John Stones winced and raised a hand in apology. It was a horror moment and the central defender could not hide, a lapse that presented Poland with an equaliser to shock England and, briefly, spark dark thoughts. Stones believed he had the time to step out with the ball from the edge of his penalty area, only he did not. He was robbed by Jakub Moder and, seconds later, the Poland midfielder had blasted a shot past Nick Pope.
Stones did not hide. He and England shook their heads clear and pushed again, keen to rekindle the memory of an excellent first-half performance in which Harry Kane had scored from the penalty spot and Mason Mount, Phil Foden and Raheem Sterling sparkled in Gareth Southgate’s 4-3-3 formation.
It was a testament to Stones’s character, which had helped him to recover from a similar lapse in the Nations League semi-final defeat against the Netherlands in June 2019 and a long spell away from the international scene, that he was central to the late goal that swung the tie back in England’s favour.
Stones leapt with tremendous athleticism at the far post to head a Foden corner back down and across and there was Harry Maguire to pivot and smash a shot through the hands of Wojciech Szczesny and into the roof of the net. England could exhale. There would be no damage to their hopes of World Cup qualification here.
Southgate’s starting system fired debate and possibility. Despite his talk of flexibility, he was expected to revert to his three-man defence, to what he knows best, to what gives him security. It was one thing to use a back four against San Marino and Albania. Against Poland, it would be different. And yet it was not. This was Gareth The Bold – a creature that some fans feared was extinct.

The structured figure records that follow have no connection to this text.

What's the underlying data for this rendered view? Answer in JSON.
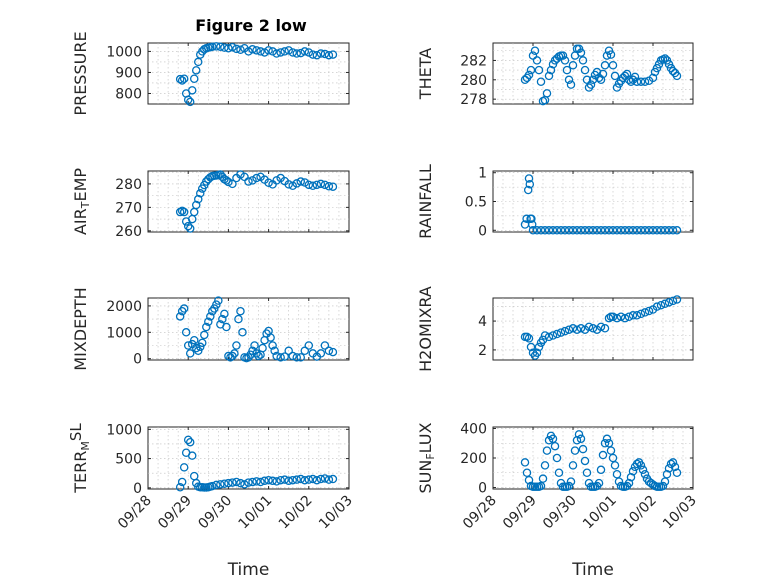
{
  "figure": {
    "title": "Figure 2 low",
    "marker_color": "#0072BD",
    "grid": true
  },
  "chart_data": [
    {
      "type": "scatter",
      "id": "pressure",
      "col": 0,
      "row": 0,
      "title": "Figure 2 low",
      "ylabel": "PRESSURE",
      "ylabel_parts": [
        {
          "t": "PRESSURE",
          "s": "n"
        }
      ],
      "xlabel": "",
      "xlim": [
        0,
        5
      ],
      "ylim": [
        750,
        1040
      ],
      "yticks": [
        800,
        900,
        1000
      ],
      "ytick_labels": [
        "800",
        "900",
        "1000"
      ],
      "xticks": [
        0,
        1,
        2,
        3,
        4,
        5
      ],
      "xtick_labels": [],
      "x": [
        0.8,
        0.85,
        0.9,
        0.95,
        1.0,
        1.05,
        1.1,
        1.15,
        1.2,
        1.25,
        1.3,
        1.35,
        1.4,
        1.45,
        1.5,
        1.55,
        1.6,
        1.7,
        1.8,
        1.9,
        2.0,
        2.1,
        2.2,
        2.3,
        2.4,
        2.5,
        2.6,
        2.7,
        2.8,
        2.9,
        3.0,
        3.1,
        3.2,
        3.3,
        3.4,
        3.5,
        3.6,
        3.7,
        3.8,
        3.9,
        4.0,
        4.1,
        4.2,
        4.3,
        4.4,
        4.5,
        4.6
      ],
      "y": [
        868,
        862,
        870,
        800,
        770,
        760,
        815,
        870,
        910,
        950,
        985,
        1000,
        1010,
        1015,
        1018,
        1020,
        1022,
        1024,
        1022,
        1018,
        1015,
        1020,
        1012,
        1008,
        1015,
        1000,
        1010,
        1005,
        1000,
        995,
        1005,
        1000,
        990,
        995,
        1000,
        1005,
        995,
        990,
        992,
        1000,
        995,
        985,
        982,
        990,
        988,
        982,
        985
      ]
    },
    {
      "type": "scatter",
      "id": "theta",
      "col": 1,
      "row": 0,
      "ylabel": "THETA",
      "ylabel_parts": [
        {
          "t": "THETA",
          "s": "n"
        }
      ],
      "xlabel": "",
      "xlim": [
        0,
        5
      ],
      "ylim": [
        277.5,
        283.8
      ],
      "yticks": [
        278,
        280,
        282
      ],
      "ytick_labels": [
        "278",
        "280",
        "282"
      ],
      "xticks": [
        0,
        1,
        2,
        3,
        4,
        5
      ],
      "xtick_labels": [],
      "x": [
        0.8,
        0.85,
        0.9,
        0.95,
        1.0,
        1.05,
        1.1,
        1.15,
        1.2,
        1.25,
        1.3,
        1.35,
        1.4,
        1.45,
        1.5,
        1.55,
        1.6,
        1.65,
        1.7,
        1.75,
        1.8,
        1.85,
        1.9,
        1.95,
        2.0,
        2.05,
        2.1,
        2.15,
        2.2,
        2.25,
        2.3,
        2.35,
        2.4,
        2.45,
        2.5,
        2.55,
        2.6,
        2.65,
        2.7,
        2.75,
        2.8,
        2.85,
        2.9,
        2.95,
        3.0,
        3.05,
        3.1,
        3.15,
        3.2,
        3.25,
        3.3,
        3.35,
        3.4,
        3.45,
        3.5,
        3.55,
        3.6,
        3.7,
        3.8,
        3.9,
        4.0,
        4.05,
        4.1,
        4.15,
        4.2,
        4.25,
        4.3,
        4.35,
        4.4,
        4.45,
        4.5,
        4.55,
        4.6
      ],
      "y": [
        280.0,
        280.2,
        280.5,
        281.0,
        282.5,
        283.0,
        282.0,
        281.0,
        279.8,
        277.8,
        277.9,
        278.6,
        280.4,
        281.0,
        281.6,
        282.0,
        282.2,
        282.4,
        282.5,
        282.5,
        282.0,
        281.0,
        280.0,
        279.5,
        281.5,
        282.5,
        283.2,
        283.2,
        282.8,
        282.0,
        281.0,
        280.0,
        279.2,
        279.5,
        280.0,
        280.5,
        280.8,
        280.2,
        280.0,
        280.6,
        281.5,
        282.5,
        283.0,
        282.6,
        281.5,
        280.4,
        279.2,
        279.6,
        279.9,
        280.2,
        280.4,
        280.6,
        280.0,
        279.8,
        280.0,
        280.3,
        279.8,
        279.8,
        279.8,
        279.9,
        280.2,
        280.8,
        281.2,
        281.6,
        282.0,
        282.1,
        282.2,
        282.0,
        281.6,
        281.2,
        280.9,
        280.7,
        280.4
      ]
    },
    {
      "type": "scatter",
      "id": "air_temp",
      "col": 0,
      "row": 1,
      "ylabel": "AIR_TEMP",
      "ylabel_parts": [
        {
          "t": "AIR",
          "s": "n"
        },
        {
          "t": "T",
          "s": "sub"
        },
        {
          "t": "EMP",
          "s": "n"
        }
      ],
      "xlabel": "",
      "xlim": [
        0,
        5
      ],
      "ylim": [
        259.5,
        285.5
      ],
      "yticks": [
        260,
        270,
        280
      ],
      "ytick_labels": [
        "260",
        "270",
        "280"
      ],
      "xticks": [
        0,
        1,
        2,
        3,
        4,
        5
      ],
      "xtick_labels": [],
      "x": [
        0.8,
        0.85,
        0.9,
        0.95,
        1.0,
        1.05,
        1.1,
        1.15,
        1.2,
        1.25,
        1.3,
        1.35,
        1.4,
        1.45,
        1.5,
        1.55,
        1.6,
        1.65,
        1.7,
        1.75,
        1.8,
        1.85,
        1.9,
        1.95,
        2.0,
        2.1,
        2.2,
        2.3,
        2.4,
        2.5,
        2.6,
        2.7,
        2.8,
        2.9,
        3.0,
        3.1,
        3.2,
        3.3,
        3.4,
        3.5,
        3.6,
        3.7,
        3.8,
        3.9,
        4.0,
        4.1,
        4.2,
        4.3,
        4.4,
        4.5,
        4.6
      ],
      "y": [
        268.0,
        268.5,
        268.0,
        264.0,
        262.0,
        261.0,
        265.0,
        268.0,
        271.0,
        273.5,
        276.0,
        278.0,
        279.5,
        281.0,
        282.0,
        282.8,
        283.3,
        283.5,
        283.6,
        283.8,
        284.0,
        283.0,
        282.0,
        281.5,
        280.8,
        280.0,
        282.5,
        284.0,
        283.0,
        281.0,
        281.5,
        282.5,
        283.0,
        281.8,
        280.5,
        279.8,
        281.5,
        282.5,
        281.2,
        279.8,
        279.2,
        280.2,
        281.0,
        280.6,
        279.6,
        279.2,
        279.6,
        280.0,
        279.6,
        279.0,
        278.8
      ]
    },
    {
      "type": "scatter",
      "id": "rainfall",
      "col": 1,
      "row": 1,
      "ylabel": "RAINFALL",
      "ylabel_parts": [
        {
          "t": "RAINFALL",
          "s": "n"
        }
      ],
      "xlabel": "",
      "xlim": [
        0,
        5
      ],
      "ylim": [
        -0.03,
        1.03
      ],
      "yticks": [
        0,
        0.5,
        1
      ],
      "ytick_labels": [
        "0",
        "0.5",
        "1"
      ],
      "xticks": [
        0,
        1,
        2,
        3,
        4,
        5
      ],
      "xtick_labels": [],
      "x": [
        0.8,
        0.84,
        0.88,
        0.9,
        0.92,
        0.94,
        0.96,
        0.98,
        1.0,
        1.1,
        1.2,
        1.3,
        1.4,
        1.5,
        1.6,
        1.7,
        1.8,
        1.9,
        2.0,
        2.1,
        2.2,
        2.3,
        2.4,
        2.5,
        2.6,
        2.7,
        2.8,
        2.9,
        3.0,
        3.1,
        3.2,
        3.3,
        3.4,
        3.5,
        3.6,
        3.7,
        3.8,
        3.9,
        4.0,
        4.1,
        4.2,
        4.3,
        4.4,
        4.5,
        4.6
      ],
      "y": [
        0.1,
        0.2,
        0.7,
        0.9,
        0.8,
        0.2,
        0.2,
        0.1,
        0.0,
        0,
        0,
        0,
        0,
        0,
        0,
        0,
        0,
        0,
        0,
        0,
        0,
        0,
        0,
        0,
        0,
        0,
        0,
        0,
        0,
        0,
        0,
        0,
        0,
        0,
        0,
        0,
        0,
        0,
        0,
        0,
        0,
        0,
        0,
        0,
        0
      ]
    },
    {
      "type": "scatter",
      "id": "mixdepth",
      "col": 0,
      "row": 2,
      "ylabel": "MIXDEPTH",
      "ylabel_parts": [
        {
          "t": "MIXDEPTH",
          "s": "n"
        }
      ],
      "xlabel": "",
      "xlim": [
        0,
        5
      ],
      "ylim": [
        -50,
        2300
      ],
      "yticks": [
        0,
        1000,
        2000
      ],
      "ytick_labels": [
        "0",
        "1000",
        "2000"
      ],
      "xticks": [
        0,
        1,
        2,
        3,
        4,
        5
      ],
      "xtick_labels": [],
      "x": [
        0.8,
        0.85,
        0.9,
        0.95,
        1.0,
        1.05,
        1.1,
        1.15,
        1.2,
        1.25,
        1.3,
        1.35,
        1.4,
        1.45,
        1.5,
        1.55,
        1.6,
        1.65,
        1.7,
        1.75,
        1.8,
        1.85,
        1.9,
        1.95,
        2.0,
        2.05,
        2.1,
        2.15,
        2.2,
        2.25,
        2.3,
        2.35,
        2.4,
        2.45,
        2.5,
        2.55,
        2.6,
        2.65,
        2.7,
        2.75,
        2.8,
        2.85,
        2.9,
        2.95,
        3.0,
        3.05,
        3.1,
        3.15,
        3.2,
        3.3,
        3.4,
        3.5,
        3.6,
        3.7,
        3.8,
        3.9,
        4.0,
        4.1,
        4.2,
        4.3,
        4.4,
        4.5,
        4.6
      ],
      "y": [
        1600,
        1800,
        1900,
        1000,
        500,
        200,
        550,
        700,
        400,
        300,
        450,
        600,
        900,
        1200,
        1400,
        1600,
        1800,
        1900,
        2050,
        2200,
        1300,
        1500,
        1700,
        1200,
        100,
        50,
        100,
        200,
        500,
        1500,
        1800,
        1000,
        50,
        20,
        50,
        150,
        300,
        500,
        200,
        100,
        150,
        400,
        700,
        950,
        1050,
        800,
        500,
        300,
        100,
        50,
        80,
        300,
        100,
        50,
        50,
        300,
        500,
        200,
        80,
        200,
        500,
        300,
        250
      ]
    },
    {
      "type": "scatter",
      "id": "h2omixra",
      "col": 1,
      "row": 2,
      "ylabel": "H2OMIXRA",
      "ylabel_parts": [
        {
          "t": "H2OMIXRA",
          "s": "n"
        }
      ],
      "xlabel": "",
      "xlim": [
        0,
        5
      ],
      "ylim": [
        1.3,
        5.6
      ],
      "yticks": [
        2,
        4
      ],
      "ytick_labels": [
        "2",
        "4"
      ],
      "xticks": [
        0,
        1,
        2,
        3,
        4,
        5
      ],
      "xtick_labels": [],
      "x": [
        0.8,
        0.85,
        0.9,
        0.95,
        1.0,
        1.05,
        1.1,
        1.15,
        1.2,
        1.25,
        1.3,
        1.4,
        1.5,
        1.6,
        1.7,
        1.8,
        1.9,
        2.0,
        2.1,
        2.2,
        2.3,
        2.4,
        2.5,
        2.6,
        2.7,
        2.8,
        2.9,
        2.95,
        3.0,
        3.1,
        3.2,
        3.3,
        3.4,
        3.5,
        3.6,
        3.7,
        3.8,
        3.9,
        4.0,
        4.1,
        4.2,
        4.3,
        4.4,
        4.5,
        4.6
      ],
      "y": [
        2.9,
        2.9,
        2.8,
        2.2,
        1.8,
        1.6,
        1.8,
        2.2,
        2.5,
        2.7,
        3.0,
        2.9,
        3.0,
        3.1,
        3.2,
        3.3,
        3.4,
        3.5,
        3.4,
        3.5,
        3.4,
        3.6,
        3.5,
        3.4,
        3.6,
        3.5,
        4.2,
        4.3,
        4.3,
        4.2,
        4.3,
        4.2,
        4.3,
        4.4,
        4.4,
        4.5,
        4.6,
        4.7,
        4.8,
        5.0,
        5.1,
        5.2,
        5.3,
        5.4,
        5.5
      ]
    },
    {
      "type": "scatter",
      "id": "terr_msl",
      "col": 0,
      "row": 3,
      "ylabel": "TERR_MSL",
      "ylabel_parts": [
        {
          "t": "TERR",
          "s": "n"
        },
        {
          "t": "M",
          "s": "sub"
        },
        {
          "t": "SL",
          "s": "sup"
        }
      ],
      "xlabel": "Time",
      "xlim": [
        0,
        5
      ],
      "ylim": [
        -20,
        1040
      ],
      "yticks": [
        0,
        500,
        1000
      ],
      "ytick_labels": [
        "0",
        "500",
        "1000"
      ],
      "xticks": [
        0,
        1,
        2,
        3,
        4,
        5
      ],
      "xtick_labels": [
        "09/28",
        "09/29",
        "09/30",
        "10/01",
        "10/02",
        "10/03"
      ],
      "x": [
        0.8,
        0.85,
        0.9,
        0.95,
        1.0,
        1.05,
        1.1,
        1.15,
        1.2,
        1.25,
        1.3,
        1.35,
        1.4,
        1.45,
        1.5,
        1.55,
        1.6,
        1.7,
        1.8,
        1.9,
        2.0,
        2.1,
        2.2,
        2.3,
        2.4,
        2.5,
        2.6,
        2.7,
        2.8,
        2.9,
        3.0,
        3.1,
        3.2,
        3.3,
        3.4,
        3.5,
        3.6,
        3.7,
        3.8,
        3.9,
        4.0,
        4.1,
        4.2,
        4.3,
        4.4,
        4.5,
        4.6
      ],
      "y": [
        10,
        100,
        350,
        600,
        820,
        780,
        550,
        200,
        80,
        20,
        10,
        10,
        5,
        5,
        10,
        20,
        30,
        50,
        60,
        70,
        80,
        90,
        100,
        80,
        60,
        90,
        100,
        110,
        100,
        120,
        130,
        120,
        110,
        130,
        140,
        120,
        130,
        140,
        150,
        130,
        140,
        150,
        130,
        150,
        160,
        140,
        150
      ]
    },
    {
      "type": "scatter",
      "id": "sun_flux",
      "col": 1,
      "row": 3,
      "ylabel": "SUN_FLUX",
      "ylabel_parts": [
        {
          "t": "SUN",
          "s": "n"
        },
        {
          "t": "F",
          "s": "sub"
        },
        {
          "t": "LUX",
          "s": "n"
        }
      ],
      "xlabel": "Time",
      "xlim": [
        0,
        5
      ],
      "ylim": [
        -10,
        410
      ],
      "yticks": [
        0,
        200,
        400
      ],
      "ytick_labels": [
        "0",
        "200",
        "400"
      ],
      "xticks": [
        0,
        1,
        2,
        3,
        4,
        5
      ],
      "xtick_labels": [
        "09/28",
        "09/29",
        "09/30",
        "10/01",
        "10/02",
        "10/03"
      ],
      "x": [
        0.8,
        0.85,
        0.9,
        0.95,
        1.0,
        1.05,
        1.1,
        1.15,
        1.2,
        1.25,
        1.3,
        1.35,
        1.4,
        1.45,
        1.5,
        1.55,
        1.6,
        1.65,
        1.7,
        1.75,
        1.8,
        1.85,
        1.9,
        1.95,
        2.0,
        2.05,
        2.1,
        2.15,
        2.2,
        2.25,
        2.3,
        2.35,
        2.4,
        2.45,
        2.5,
        2.55,
        2.6,
        2.65,
        2.7,
        2.75,
        2.8,
        2.85,
        2.9,
        2.95,
        3.0,
        3.05,
        3.1,
        3.15,
        3.2,
        3.25,
        3.3,
        3.35,
        3.4,
        3.45,
        3.5,
        3.55,
        3.6,
        3.65,
        3.7,
        3.75,
        3.8,
        3.85,
        3.9,
        3.95,
        4.0,
        4.05,
        4.1,
        4.15,
        4.2,
        4.25,
        4.3,
        4.35,
        4.4,
        4.45,
        4.5,
        4.55,
        4.6
      ],
      "y": [
        170,
        100,
        50,
        10,
        5,
        5,
        5,
        5,
        10,
        60,
        150,
        250,
        320,
        350,
        330,
        280,
        200,
        100,
        30,
        5,
        5,
        5,
        10,
        40,
        150,
        250,
        320,
        360,
        330,
        260,
        180,
        100,
        30,
        5,
        5,
        5,
        10,
        30,
        120,
        220,
        300,
        330,
        300,
        250,
        200,
        150,
        90,
        40,
        10,
        5,
        5,
        10,
        30,
        70,
        110,
        140,
        160,
        170,
        150,
        120,
        90,
        60,
        40,
        30,
        20,
        10,
        5,
        5,
        5,
        10,
        40,
        90,
        130,
        160,
        170,
        140,
        100
      ]
    }
  ]
}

England dominated possession from the outset and took control with the penalty – one that confirms the feeling defenders cannot afford to make any sort of contact inside the area. Phil Foden won the ball and fed Sterling, whose acceleration was too hot for Poland to handle. Having surged away from Grzegorz Krychowiak, he saw Michal Helik go to ground close to the byline in order to block the anticipated cross. Sterling slowed down, felt Helik’s trailing leg catch him and went down. From Poland’s point of view, it was soft. Kane clipped the kick up the middle into the top of the net.
Mount will say the left of a midfield three is his favourite position and he was prominent during a pleasing first-half England performance. His passing was quick and incisive, whether to release Ben Chilwell on the overlap from left-back or to set Sterling tearing through on 28 minutes after a give-and-go with Kane. Sterling tried to usher in Foden with a square pass only for Jan Bednarek to throw himself into a block. If he had his time again, Sterling would have shot.
Sterling was a menace off the left, his stand-out moment coming when he tricked past three red shirts inside the area but not a fourth. He forced defenders onto the back foot, making them uncomfortable, making things happen. They dared not touch him. Nor could they live with him for pace.
Foden, too, was heavily involved from the right, his touch and balance a delight. He headed over in the early running and it was his flick from a Mount pass that gave Kane a sight of goal in the 31st minute. Kane unloaded a low shot that Szczesny did well to turn away.
It was the Poland manager, Paulo Sousa, who had started with the third centre-half, which was a surprise, although not as big a surprise as his decision to prefer Karol Swiderski to Arkadiusz Milik up front. The visitors offered nothing as an attacking threat in the first 45 minutes. It was easy to say that they missed their injured talisman, Robert Lewandowski, but they had to do more.
Sousa replaced Swiderski with Milik at half-time and must have told his players to carry greater fight. Milik was booked within 30 seconds for leaving his foot in on Kane. Ten minutes later, Sousa swapped a centre-half, Helik, for a winger, Kamil Jozwiak, and went to 4-4-2. And, moments later, Poland were level.
Stones had suffered a crossed wire with Pope on 54 minutes, as he tried to shepherd a ball back to him under pressure from Krzysztof Piatek. The Poland striker was penalised for a foul. Now, Stones wanted too much time after Pope had rolled a ball out to him, his second touch being particularly heavy and Moder was onto him in a flash, winning the ball and then getting it back from Milik. Moder lifted a cool finish past Pope and the game had been turned on its head.
England wobbled and Milik lined up a knock-out blow only to loop a header wide. And yet back came Southgate’s team. Foden went close, Mount flickered and there, at the end, was Stones to Maguire.